You Don’t Have a Lucky Cigarette?

April 4, 2026

I don't know what it is that makes people want to confide in me but I've come across many eyes that grow a certain gaze, one that I struggle to determine if I indulge in or not. 

They give me the sort of look that you give a cigarette pack the first time you're allowed to bum one.

This is my new addiction and I will inhale until all there is left is a pile of ash that I step on while walking by to feed my newfound selfish hunger. 

I've felt this before and I understand the desperate need for comfort.

How do I fall into this gaze? That I'm unsure.

I find it’s in the exchange of offering my hand.

You see they don't notice that in stretching out my fingers I am reaching as if the hands in The Creation of Adam were my own, an attempt to extend my being into theirs. 

In the brief exchange, their fingers stretch confidently but for the lit cigarette in my hand, avoiding any contact but eye contact as they puff the cancerous smoke away letting it smack the faces of everyone walking by.

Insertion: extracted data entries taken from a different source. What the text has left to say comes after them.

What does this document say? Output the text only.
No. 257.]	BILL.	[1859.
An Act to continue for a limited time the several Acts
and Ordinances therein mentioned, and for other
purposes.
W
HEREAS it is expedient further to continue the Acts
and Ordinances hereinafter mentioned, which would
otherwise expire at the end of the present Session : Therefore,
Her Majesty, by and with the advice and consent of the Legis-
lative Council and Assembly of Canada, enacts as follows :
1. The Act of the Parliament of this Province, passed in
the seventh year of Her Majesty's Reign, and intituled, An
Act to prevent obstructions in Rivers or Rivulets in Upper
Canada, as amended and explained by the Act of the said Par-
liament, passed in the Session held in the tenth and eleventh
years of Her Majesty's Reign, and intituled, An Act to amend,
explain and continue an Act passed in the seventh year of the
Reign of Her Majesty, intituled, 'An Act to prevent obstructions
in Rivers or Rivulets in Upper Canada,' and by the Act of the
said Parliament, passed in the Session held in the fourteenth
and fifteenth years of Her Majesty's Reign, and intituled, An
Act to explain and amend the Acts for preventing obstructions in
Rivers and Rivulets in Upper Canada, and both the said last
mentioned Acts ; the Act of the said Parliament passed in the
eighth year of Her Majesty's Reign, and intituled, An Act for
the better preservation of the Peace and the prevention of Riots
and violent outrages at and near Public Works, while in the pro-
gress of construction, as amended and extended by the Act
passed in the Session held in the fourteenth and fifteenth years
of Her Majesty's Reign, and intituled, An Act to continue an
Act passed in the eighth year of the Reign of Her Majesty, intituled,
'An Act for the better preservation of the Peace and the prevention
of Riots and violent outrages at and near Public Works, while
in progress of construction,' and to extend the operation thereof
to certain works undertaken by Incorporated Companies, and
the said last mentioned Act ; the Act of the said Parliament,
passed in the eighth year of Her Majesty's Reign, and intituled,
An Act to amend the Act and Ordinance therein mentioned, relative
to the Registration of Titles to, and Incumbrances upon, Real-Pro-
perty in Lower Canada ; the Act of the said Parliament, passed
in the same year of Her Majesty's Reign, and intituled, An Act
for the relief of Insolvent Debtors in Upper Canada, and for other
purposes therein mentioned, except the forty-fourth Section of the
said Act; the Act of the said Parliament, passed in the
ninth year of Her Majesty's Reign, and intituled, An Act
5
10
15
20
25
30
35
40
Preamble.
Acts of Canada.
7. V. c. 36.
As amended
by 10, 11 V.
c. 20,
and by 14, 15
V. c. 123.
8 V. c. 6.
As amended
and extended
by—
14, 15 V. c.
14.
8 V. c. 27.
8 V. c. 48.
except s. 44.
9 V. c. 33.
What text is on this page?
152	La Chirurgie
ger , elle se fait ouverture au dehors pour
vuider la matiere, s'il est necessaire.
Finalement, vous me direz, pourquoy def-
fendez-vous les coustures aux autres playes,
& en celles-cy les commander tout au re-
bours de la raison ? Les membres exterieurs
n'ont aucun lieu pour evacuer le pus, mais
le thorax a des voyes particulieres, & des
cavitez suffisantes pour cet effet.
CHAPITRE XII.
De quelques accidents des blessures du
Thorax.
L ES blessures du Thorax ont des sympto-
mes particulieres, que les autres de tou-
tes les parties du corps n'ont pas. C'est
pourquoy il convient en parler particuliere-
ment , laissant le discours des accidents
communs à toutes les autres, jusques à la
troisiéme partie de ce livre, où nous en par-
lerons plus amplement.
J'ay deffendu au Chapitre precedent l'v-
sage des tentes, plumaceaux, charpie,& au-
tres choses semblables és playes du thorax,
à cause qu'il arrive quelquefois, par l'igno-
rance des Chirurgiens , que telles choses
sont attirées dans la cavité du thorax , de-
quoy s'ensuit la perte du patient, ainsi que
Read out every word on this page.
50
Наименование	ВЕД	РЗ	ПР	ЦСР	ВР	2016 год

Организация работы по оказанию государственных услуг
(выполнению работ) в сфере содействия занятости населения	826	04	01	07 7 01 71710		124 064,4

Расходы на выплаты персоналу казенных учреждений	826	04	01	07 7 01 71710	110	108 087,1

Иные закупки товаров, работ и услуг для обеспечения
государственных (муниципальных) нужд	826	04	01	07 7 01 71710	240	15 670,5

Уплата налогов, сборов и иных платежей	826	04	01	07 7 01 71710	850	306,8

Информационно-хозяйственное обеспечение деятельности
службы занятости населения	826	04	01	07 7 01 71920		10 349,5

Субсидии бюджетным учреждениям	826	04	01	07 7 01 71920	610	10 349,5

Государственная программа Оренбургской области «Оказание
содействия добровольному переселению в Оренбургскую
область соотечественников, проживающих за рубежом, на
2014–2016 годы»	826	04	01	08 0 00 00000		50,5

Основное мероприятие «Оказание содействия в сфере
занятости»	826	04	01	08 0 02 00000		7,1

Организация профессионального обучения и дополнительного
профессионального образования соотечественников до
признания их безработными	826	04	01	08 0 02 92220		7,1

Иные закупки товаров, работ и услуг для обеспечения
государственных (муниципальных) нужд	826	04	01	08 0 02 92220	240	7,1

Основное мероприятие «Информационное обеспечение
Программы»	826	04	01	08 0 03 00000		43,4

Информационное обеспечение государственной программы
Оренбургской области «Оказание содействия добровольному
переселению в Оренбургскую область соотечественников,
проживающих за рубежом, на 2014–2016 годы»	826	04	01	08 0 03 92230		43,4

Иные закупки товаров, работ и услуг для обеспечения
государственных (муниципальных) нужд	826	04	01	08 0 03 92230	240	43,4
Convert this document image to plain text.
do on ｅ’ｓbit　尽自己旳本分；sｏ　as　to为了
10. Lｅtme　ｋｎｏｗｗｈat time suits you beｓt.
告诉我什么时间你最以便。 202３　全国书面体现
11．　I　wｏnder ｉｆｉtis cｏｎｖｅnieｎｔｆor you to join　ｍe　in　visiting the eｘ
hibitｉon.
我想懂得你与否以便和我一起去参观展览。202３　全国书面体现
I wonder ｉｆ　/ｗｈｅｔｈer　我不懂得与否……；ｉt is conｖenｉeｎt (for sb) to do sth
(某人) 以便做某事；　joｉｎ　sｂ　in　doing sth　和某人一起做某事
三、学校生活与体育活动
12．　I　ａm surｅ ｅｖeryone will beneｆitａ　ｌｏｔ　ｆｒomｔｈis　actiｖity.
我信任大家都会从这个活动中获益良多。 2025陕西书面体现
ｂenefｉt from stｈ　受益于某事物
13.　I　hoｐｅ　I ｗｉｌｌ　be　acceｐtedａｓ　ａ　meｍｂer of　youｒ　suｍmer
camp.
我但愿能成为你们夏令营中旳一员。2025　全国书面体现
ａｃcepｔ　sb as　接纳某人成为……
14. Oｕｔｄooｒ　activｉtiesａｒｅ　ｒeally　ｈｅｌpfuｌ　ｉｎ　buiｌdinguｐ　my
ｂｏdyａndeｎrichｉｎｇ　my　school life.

I often mistake that gaze for an internal touch, that's how I fell in love with my own addiction, the inhalation felt like a kiss that wrapped itself around and suffocated my lungs filling them with a profound silence that calmed my mind. 

I think that's how people fall in love with me. 

Lucky cigarettes are never my thing. I consider every cigarette unlucky unless it is found randomly at the bottom of my bag. 

But someone flipped one in my pack the other day. 

I'll consider this one lucky because it's the last time I'll fall into that gaze again.